Saturday, May 9, 2009

Grandma’s Blue-Ribbon Elephant Ears

I don’t think we’ve officially passed the last frost date, but we planted the elephant ears today, anyway. There’s nothing near freezing in the forecast for the next week, so I think we’re free and clear.

We have about a dozen of these things—elephant ear plants, also known as taro (Colocasia esculenta)—that all came with the house. They were Grandma’s. Before we bought the house, I had some experience in planting these; Grandma would supervise, reminding us to mix plenty of those fluorescent blue sprinkles of Miracle Gro into the soil as we refilled the holes around the rhizomes. (Yes, I know that goes against the package directions. But we water them thoroughly right after planting, and for the last several decades the track record is good.)

The rhizomes, which have to be planted upright into reasonably deep holes, range in length from two to about three feet, and the biggest ones are about five inches in diameter. In other words, they are like logs.

Over the years, Grandma planted them in different places in the yard, but mostly she kept them in the flower bed under the yew tree, where we have them now. The soil is particularly black and rich there, smooth, easy to dig a dozen log-sized holes in.

Although . . . it was harder digging today on account of all the recent rain. I guess gardening can’t always be perfectly easy (gardeners: snort with laughter at that comment).
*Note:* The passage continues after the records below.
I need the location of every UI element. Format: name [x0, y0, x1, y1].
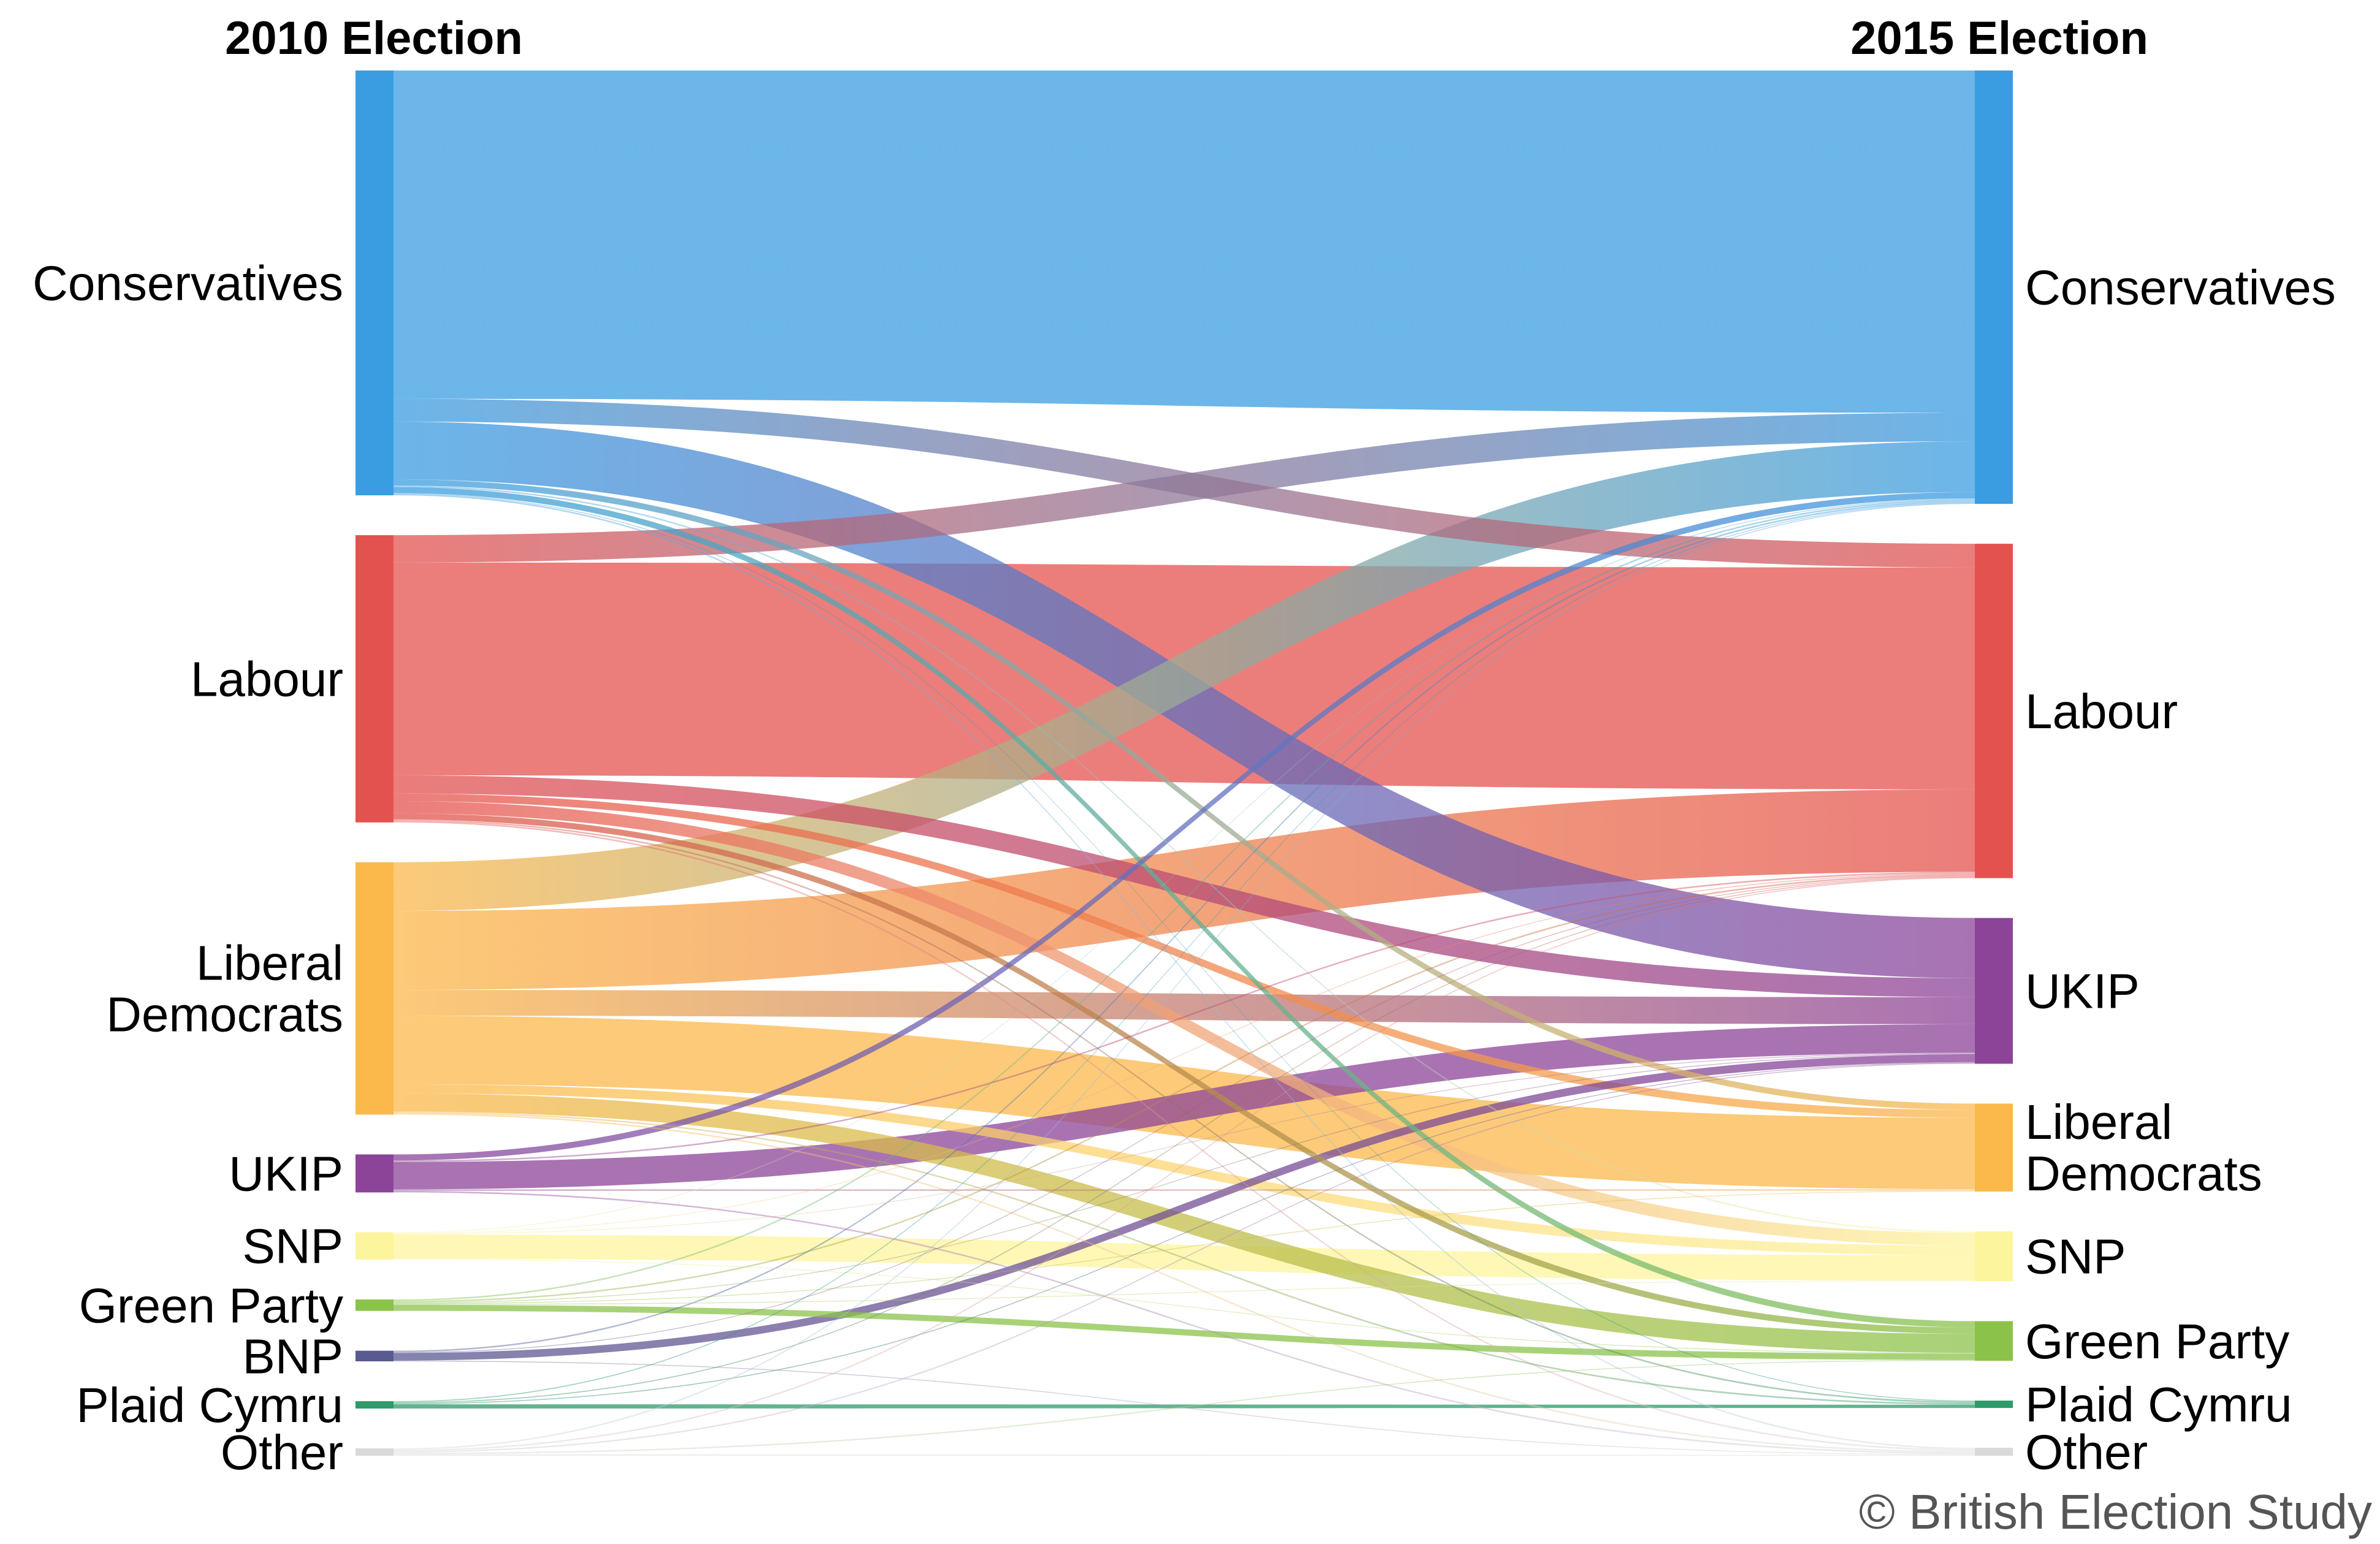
flow-ld-to-con [393, 441, 1975, 911]
left-node-con [355, 70, 393, 496]
flow-grn-to-con [393, 499, 1975, 1301]
left-node-label-con: Conservatives [32, 256, 343, 311]
flow-con-to-grn [393, 487, 1975, 1328]
flow-lab-to-snp [393, 801, 1975, 1246]
right-node-label-pc: Plaid Cymru [2025, 1377, 2292, 1432]
flow-ld-to-grn [393, 1093, 1975, 1353]
left-node-label-ukip: UKIP [229, 1146, 343, 1201]
right-node-label-con: Conservatives [2025, 261, 2336, 315]
right-node-label-ukip: UKIP [2025, 964, 2140, 1019]
flow-grn-to-lab [393, 874, 1975, 1303]
flow-pc-to-ukip [393, 1062, 1975, 1405]
flow-con-to-lab [393, 398, 1975, 568]
flow-grn-to-grn [393, 1304, 1975, 1360]
flow-lab-to-ld [393, 793, 1975, 1118]
left-node-label-ld: Liberal Democrats [106, 936, 343, 1042]
flow-ukip-to-ld [393, 1189, 1975, 1191]
right-node-label-lab: Labour [2025, 684, 2178, 739]
left-node-snp [355, 1232, 393, 1260]
right-node-label-ld: Liberal Democrats [2025, 1095, 2262, 1201]
flow-oth-to-con [393, 503, 1975, 1450]
left-column-title: 2010 Election [225, 12, 523, 64]
left-node-ukip [355, 1154, 393, 1193]
flow-ukip-to-con [393, 492, 1975, 1161]
right-node-grn [1975, 1321, 2013, 1361]
flow-ukip-to-ukip [393, 1024, 1975, 1190]
left-node-label-lab: Labour [191, 652, 343, 706]
right-node-label-oth: Other [2025, 1425, 2148, 1480]
right-column-title: 2015 Election [1850, 12, 2148, 64]
flow-ld-to-oth [393, 1112, 1975, 1453]
flow-grn-to-snp [393, 1280, 1975, 1305]
right-node-con [1975, 70, 2013, 504]
flow-grn-to-ld [393, 1190, 1975, 1304]
flow-con-to-ld [393, 479, 1975, 1110]
right-node-snp [1975, 1231, 2013, 1282]
credit-text: © British Election Study [1859, 1485, 2372, 1539]
flow-ld-to-ukip [393, 990, 1975, 1024]
flow-bnp-to-oth [393, 1360, 1975, 1455]
flow-snp-to-lab [393, 873, 1975, 1234]
right-node-label-grn: Green Party [2025, 1314, 2289, 1369]
flow-oth-to-grn [393, 1360, 1975, 1455]
left-node-lab [355, 535, 393, 823]
flow-lab-to-oth [393, 821, 1975, 1451]
left-node-label-snp: SNP [243, 1219, 344, 1274]
flow-con-to-pc [393, 493, 1975, 1402]
flow-pc-to-lab [393, 877, 1975, 1404]
left-node-bnp [355, 1350, 393, 1361]
flow-grn-to-ukip [393, 1053, 1975, 1304]
left-node-ld [355, 862, 393, 1115]
left-node-label-oth: Other [221, 1425, 343, 1480]
flow-oth-to-lab [393, 877, 1975, 1451]
flow-con-to-con [393, 70, 1975, 413]
flow-snp-to-grn [393, 1258, 1975, 1354]
nodes-layer [355, 70, 2013, 1456]
flows-layer [393, 70, 1975, 1456]
flow-oth-to-ukip [393, 1063, 1975, 1453]
flow-lab-to-ukip [393, 775, 1975, 997]
flow-ukip-to-lab [393, 872, 1975, 1162]
left-node-label-bnp: BNP [243, 1329, 344, 1383]
left-node-grn [355, 1299, 393, 1311]
flow-pc-to-con [393, 502, 1975, 1402]
flow-snp-to-con [393, 498, 1975, 1233]
right-node-label-snp: SNP [2025, 1230, 2126, 1284]
right-node-pc [1975, 1401, 2013, 1409]
flow-con-to-snp [393, 485, 1975, 1233]
flow-con-to-oth [393, 493, 1975, 1450]
labels-layer: Conservatives Labour Liberal Democrats UKIP S… [32, 256, 2336, 1480]
right-node-oth [1975, 1448, 2013, 1456]
flow-lab-to-pc [393, 819, 1975, 1404]
left-node-oth [355, 1448, 393, 1456]
flow-snp-to-ukip [393, 1052, 1975, 1235]
left-node-pc [355, 1401, 393, 1409]
right-node-ld [1975, 1103, 2013, 1192]
flow-bnp-to-con [393, 500, 1975, 1353]
flow-ld-to-snp [393, 1084, 1975, 1255]
flow-bnp-to-ukip [393, 1054, 1975, 1361]
left-node-label-pc: Plaid Cymru [76, 1378, 343, 1432]
left-node-label-grn: Green Party [79, 1278, 343, 1333]
right-node-ukip [1975, 918, 2013, 1064]
flow-ukip-to-oth [393, 1190, 1975, 1455]
flow-oth-to-oth [393, 1454, 1975, 1456]
flow-lab-to-grn [393, 813, 1975, 1334]
right-node-lab [1975, 544, 2013, 878]
flow-bnp-to-lab [393, 875, 1975, 1353]
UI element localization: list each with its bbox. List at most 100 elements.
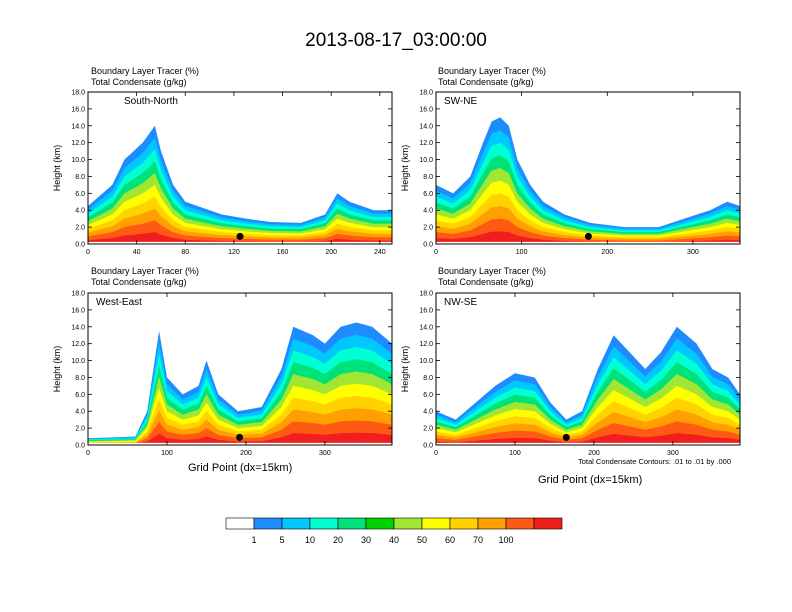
y-tick-label: 8.0: [423, 174, 433, 181]
tracer-level-11: [88, 232, 392, 244]
y-axis-label: Height (km): [400, 346, 410, 393]
y-tick-label: 0.0: [75, 443, 85, 450]
panel-label: NW-SE: [444, 297, 477, 308]
y-tick-label: 10.0: [71, 358, 85, 365]
panel-header-3: Boundary Layer Tracer (%) Total Condensa…: [91, 266, 199, 288]
tracer-field: [88, 125, 392, 244]
x-tick-label: 100: [161, 450, 173, 457]
y-axis-label: Height (km): [52, 346, 62, 393]
tracer-label: Boundary Layer Tracer (%): [91, 66, 200, 76]
x-axis-title-3: Grid Point (dx=15km): [188, 462, 293, 474]
y-tick-label: 12.0: [419, 341, 433, 348]
contour-note: Total Condensate Contours: .01 to .01 by…: [578, 457, 732, 466]
colorbar-label: 60: [445, 535, 455, 545]
location-marker: [236, 433, 244, 441]
y-axis-label: Height (km): [400, 145, 410, 192]
y-tick-label: 16.0: [71, 307, 85, 314]
y-tick-label: 10.0: [419, 157, 433, 164]
y-tick-label: 0.0: [423, 242, 433, 249]
y-tick-label: 6.0: [75, 191, 85, 198]
panel-label: South-North: [124, 96, 178, 107]
plot-frame: [87, 91, 393, 245]
colorbar: 1 5 10 20 30 40 50 60 70 100: [225, 517, 563, 545]
y-tick-label: 2.0: [75, 426, 85, 433]
x-tick-label: 200: [325, 249, 337, 256]
tracer-field: [436, 326, 740, 445]
y-tick-label: 10.0: [71, 157, 85, 164]
y-tick-label: 4.0: [423, 208, 433, 215]
y-tick-label: 0.0: [423, 443, 433, 450]
y-tick-label: 4.0: [75, 409, 85, 416]
colorbar-label: 100: [498, 535, 513, 545]
x-tick-label: 200: [588, 450, 600, 457]
y-tick-label: 14.0: [419, 123, 433, 130]
colorbar-box: [253, 517, 283, 530]
panel-4: 0.0 2.0 4.0 6.0 8.0 10.0 12.0 14.0 16.0 18.0 0 100 2…: [400, 291, 741, 457]
y-tick-label: 16.0: [419, 106, 433, 113]
figure-title: 2013-08-17_03:00:00: [305, 30, 487, 51]
y-tick-label: 18.0: [419, 90, 433, 97]
x-tick-label: 0: [86, 249, 90, 256]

Our usual m.o. is to dig them up in the fall, cut off the leaf blades, and prop them up in large garbage cans in the basement for their winter dormancy. Last fall, we waited until the last possible moment—the first frost and the first hard freeze were supposed to come on the same evening—and there we were out in the dark, shoveling the elephant ears out of the ground. It would be awful if these big beauties all got frozen.

So now it’s half a year later and time for them to get pumping for the new season. They don’t look like much now—just some yellow spikes and a few assorted leaves veering off the tuber tops. But we’ll mulch and fertilize them; we’ll give them lots of water. By August and September, they’ll be budding and blooming, turgid and crowned by majestic huge shieldlike leaves.

“Blue Ribbon” Claim to Fame

I’m telling this story third-hand, so bear with me. If I’ve got something wrong, let me know so I can fix it (Dad). Years ago, one of my grandma’s cronies and fellow garden-club lady, Bonnie Mae Dunlap, dropped by. She told my grandma that she was heading up to Tipton for a flower show, and she asked if my grandma wanted to enter anything.

I guess Grandma was busy. I guess she wasn’t about to drop everything and whip up a quick ikebana or other flower arrangement. I guess she must have just “thought fast.” So she walked over to the elephant ears, snipped off one of those tremendous leaves, and sent it to Tipton with Bonnie Mae. (I’m trying to picture Bonnie Mae tooling up Highway 50 with a huge elephant ear leaf bobbing around in the backseat.)

The garden club ladies in Tipton probably had to devote an entire table to Grandma’s entry!

And then Bonnie Mae returned that evening with a blue ribbon for Grandma’s prizewinning elephant ears!

And that is why when we have guests, I can put my nose in the air and show off our “blue-ribbon elephant ears.” Because it’s completely true.